Le théâtre au cinéma ne peut faire mouche que s’il est retravaillé, réécrit en partie pour correspondre à son support, et non pas faire appel à un dramaturge de Broadway – en la personne de George C. Wolfe -, pour retranscrire un autre dramaturge, quand ses incursions au cinéma sont tout à fait oubliables. La saveur ne sera pas la même d’entendre et écouter un dialogue à la certaine poésie et au langage propre d’une œuvre qu’on verra sur les planches, d’un comédien qui joue face à son public en s’autorisant toute liberté, et d’un acteur qui incarne un rôle derrière un écran. L’image vaut autant que la parole, et sert à raconter des choses, faire ressentir, transmettre des émotions. Laurent Lafitte et son Origine du Monde attendue prochainement dans les salles, ont l’intelligence de s’amuser du cadre théâtral pour parfaire le comique de situation et provoquer le malaise.

Coup de blues à Chicago
Le Blues de Ma Rainey a ce souci de ne proposer rien d’autre qu’une mise en scène plate, au milieu d’un décor de murs de studios sans réel décor, lorsque la caméra ne sort pas quelques instants pour montrer un Chicago à la photographie numérique jaunâtre, qui tâche pour l’époque. Le plateau construit en actes, qui se terminent évidemment en dénouement dramatique. On est alors comme une petite souris au milieu des musiciens, à les écouter raconter leur vie en piquant peu à peu du nez, les voir disserter sur le monde, se questionner sur la croyance et l’intérêt d’un dieu, sur la place de l’homme de couleur dans une société américaine qui n’en a que pour l’individu blanc. Le propos dénonciateur de luttes raciales dans une Amérique du début du XXème siècle n’est en rien impactant, car rien n’est proprement impliquant. On attend simplement de savoir quand apparaitra le bout de fromage pour qu’il y ait un peu d’emballement et que la chaleur fasse suer l’écran face à ce sous-sol bien froid. Quand Viola Davis débarque en Ma Rainey, on voit une chanteuse au bout du rouleau, qui chante pour comprendre la vie mais qui semble blasée par cette dernière. Le Blues de Ma Rainey n’est finalement pas la musique qu’on entend peu, mais le blues de ces personnages profondément tristes, qui souffrent de l’inégalité et qui finissent par se retourner les uns contre les autres.

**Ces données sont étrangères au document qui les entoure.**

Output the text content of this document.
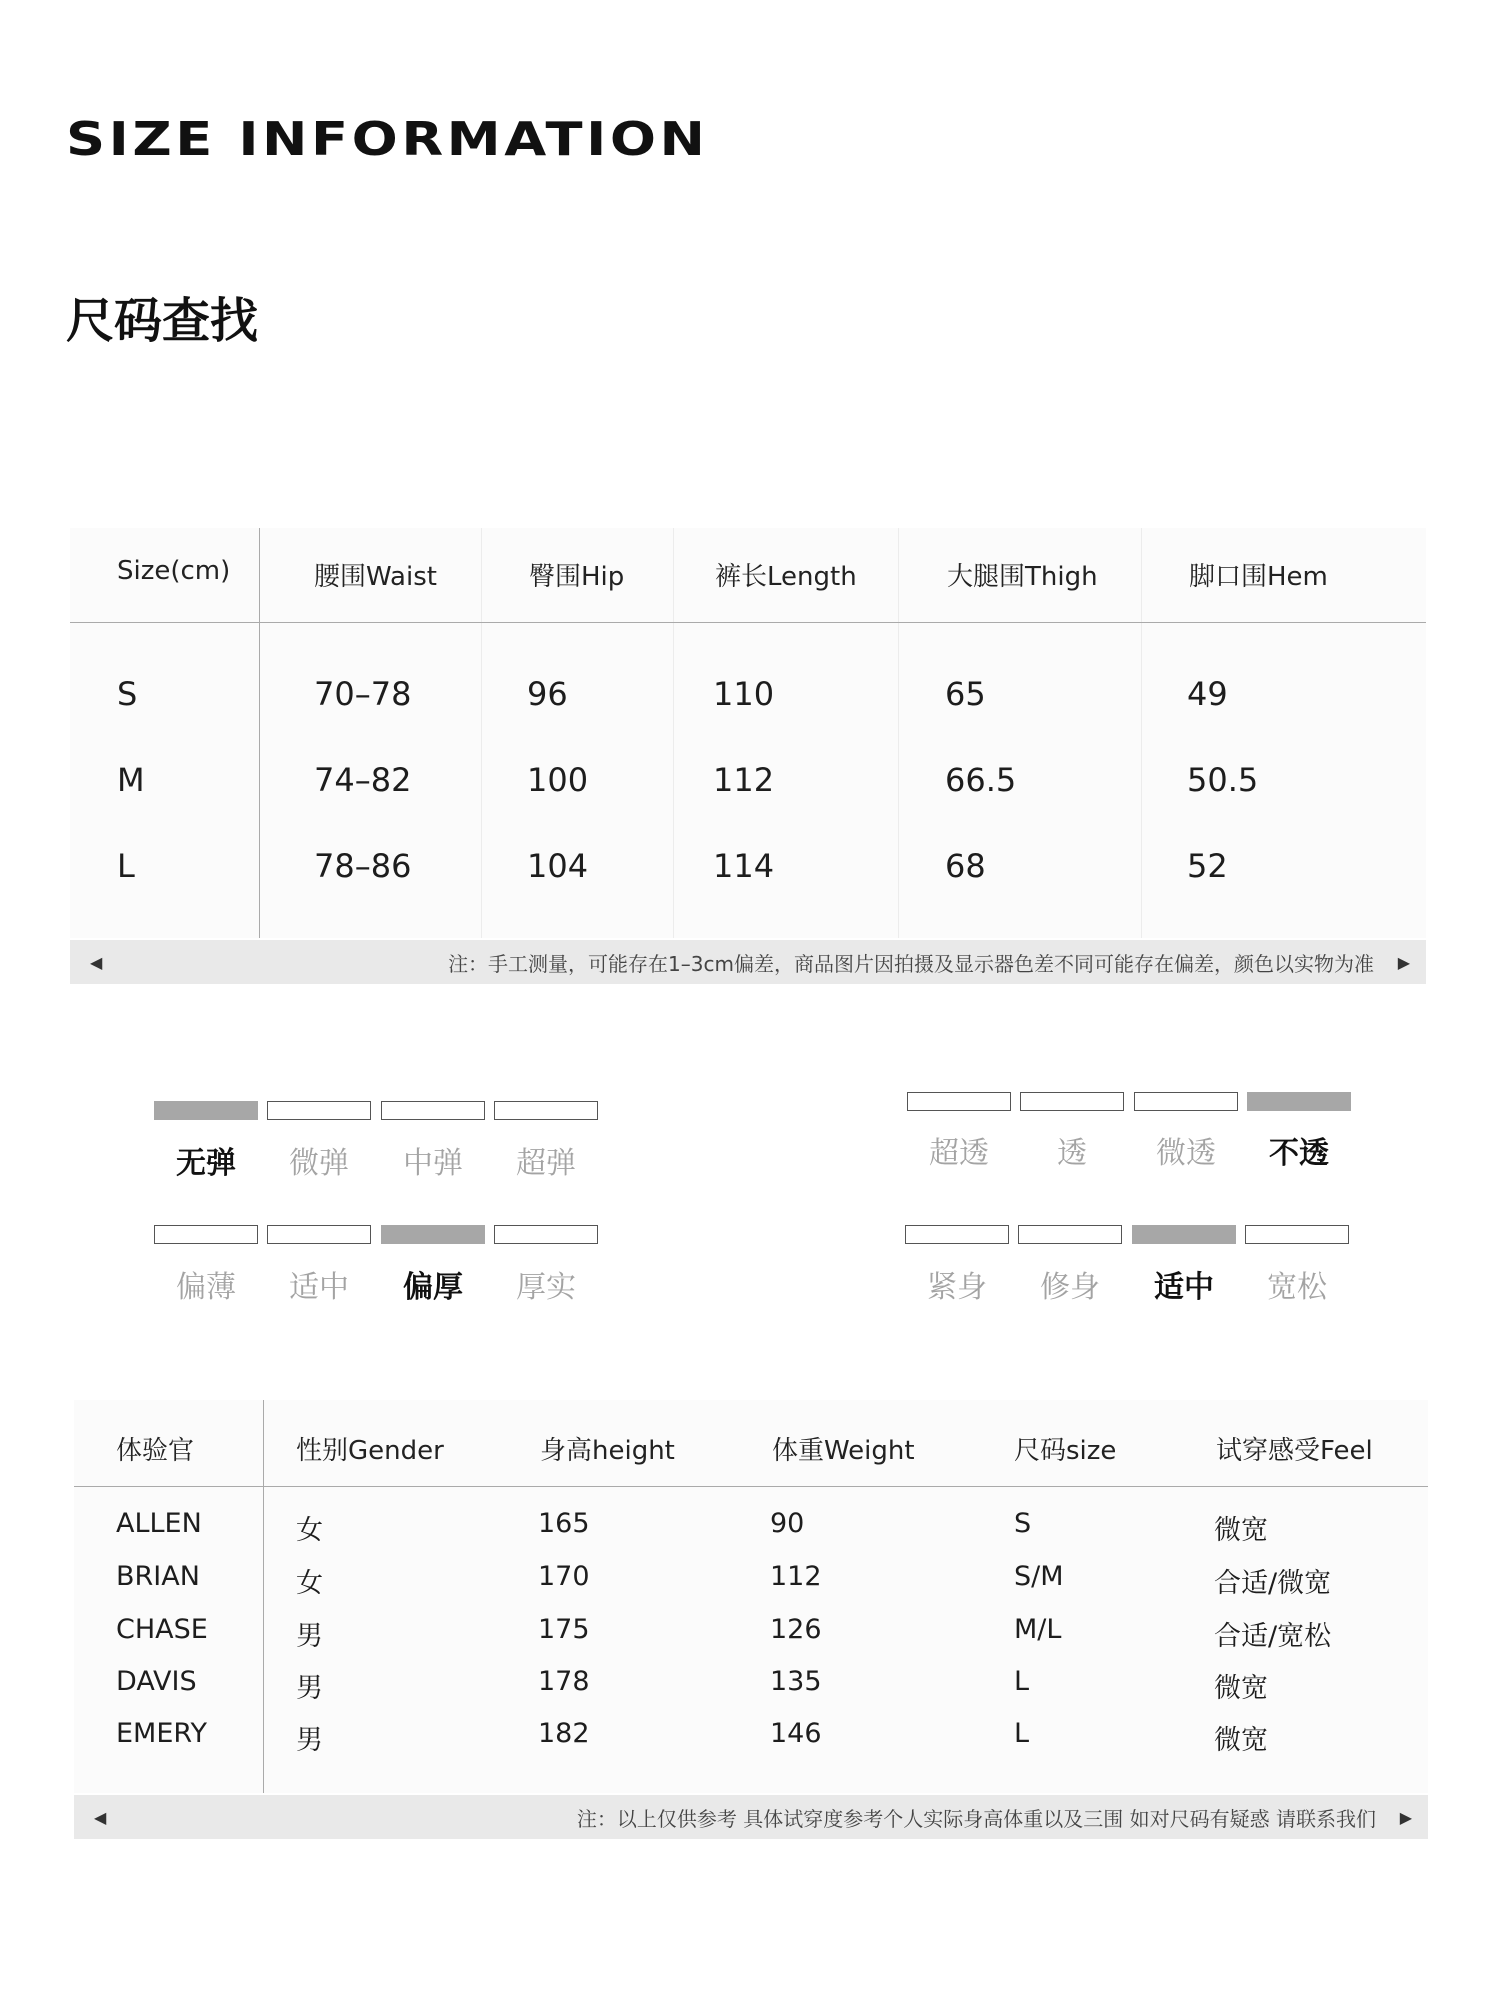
SIZE INFORMATION
尺码查找
Size(cm)	腰围Waist	臀围Hip	裤长Length	大腿围Thigh	脚口围Hem
S	70–78	96	110	65	49
M	74–82	100	112	66.5	50.5
L	78–86	104	114	68	52
◀	注：手工测量，可能存在1–3cm偏差，商品图片因拍摄及显示器色差不同可能存在偏差，颜色以实物为准 ▶
无弹	微弹	中弹	超弹
偏薄	适中	偏厚	厚实
超透	透	微透	不透
紧身	修身	适中	宽松
体验官	性别Gender	身高height	体重Weight	尺码size	试穿感受Feel
ALLEN	女	165	90	S	微宽
BRIAN	女	170	112	S/M	合适/微宽
CHASE	男	175	126	M/L	合适/宽松
DAVIS	男	178	135	L	微宽
EMERY	男	182	146	L	微宽
◀	注：以上仅供参考 具体试穿度参考个人实际身高体重以及三围 如对尺码有疑惑 请联系我们 ▶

À la mémoire d’une panthère
Une prestation qu’on imagine forcément oscarisable pour la comédienne, grimée dans chaque recoin. Celle de la performance, se glisser dans la peau d’un individu, en reprendre les mimiques, les gestes, l’intonation… Quitte à agacer, surjouer et en oublier son rôle d’actrice au naturel, surtout quand on est au demeurant brillante. Au milieu du grabuge, Chadwick Boseman tire son épingle du jeu, comme souvent. Il est le moteur de tout ce qui se passe et de l’intrigue. Sous les traits de l’ambitieux trompettiste Levee, heureux de pouvoir s’acheter une nouvelle paire de chaussures, il rappelle ô combien Hollywood demeure désormais orphelin d’un talent. Bien plus que l’image d’un Black Panther et le symbole qu’il représente perdu dans un gloubiboulga marvelisé, il capture les regards d’un charisme certain et d’une énergie fiévreuse. Les mâchoires de la bande de Luke Evans dans Message from the King de Fabrice du Welz, se souviennent encore de la fureur des poings vengeurs de Jacob.

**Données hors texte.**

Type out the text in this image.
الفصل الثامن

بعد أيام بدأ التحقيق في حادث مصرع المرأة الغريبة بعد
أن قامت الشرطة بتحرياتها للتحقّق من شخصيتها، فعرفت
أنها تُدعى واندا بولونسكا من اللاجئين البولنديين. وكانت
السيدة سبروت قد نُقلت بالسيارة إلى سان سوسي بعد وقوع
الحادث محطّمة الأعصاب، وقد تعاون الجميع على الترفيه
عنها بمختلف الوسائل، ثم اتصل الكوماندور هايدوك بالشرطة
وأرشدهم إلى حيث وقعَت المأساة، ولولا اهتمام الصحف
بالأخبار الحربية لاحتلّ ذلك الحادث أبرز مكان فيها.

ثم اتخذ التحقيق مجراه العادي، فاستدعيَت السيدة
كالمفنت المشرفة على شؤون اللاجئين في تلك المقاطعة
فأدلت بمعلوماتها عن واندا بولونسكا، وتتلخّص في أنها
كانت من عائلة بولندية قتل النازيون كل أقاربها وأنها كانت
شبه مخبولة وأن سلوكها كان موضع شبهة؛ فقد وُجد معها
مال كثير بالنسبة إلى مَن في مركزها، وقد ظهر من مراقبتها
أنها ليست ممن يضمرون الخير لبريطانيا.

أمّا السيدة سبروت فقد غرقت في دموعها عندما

Du Blues de Ma Rainey, on ne retient seulement la dernière apparition de Chadwick Boseman. Le reste n’est qu’anecdotique, paresseux, le produit pour honorer un contrat signé et se glisser parmi les machines à prix d’interprétations. Il y avait tellement mieux à faire et raconter… La dramaturgie théâtrale ne fait pas forcément une réussite de cinéma. Au mieux un téléfilm triste et inavoué.
Le Blues de Ma Rainey, de George C. Wolfe. Avec, Viola Davis, Chadwick Boseman, Colman Domingo… 1h34.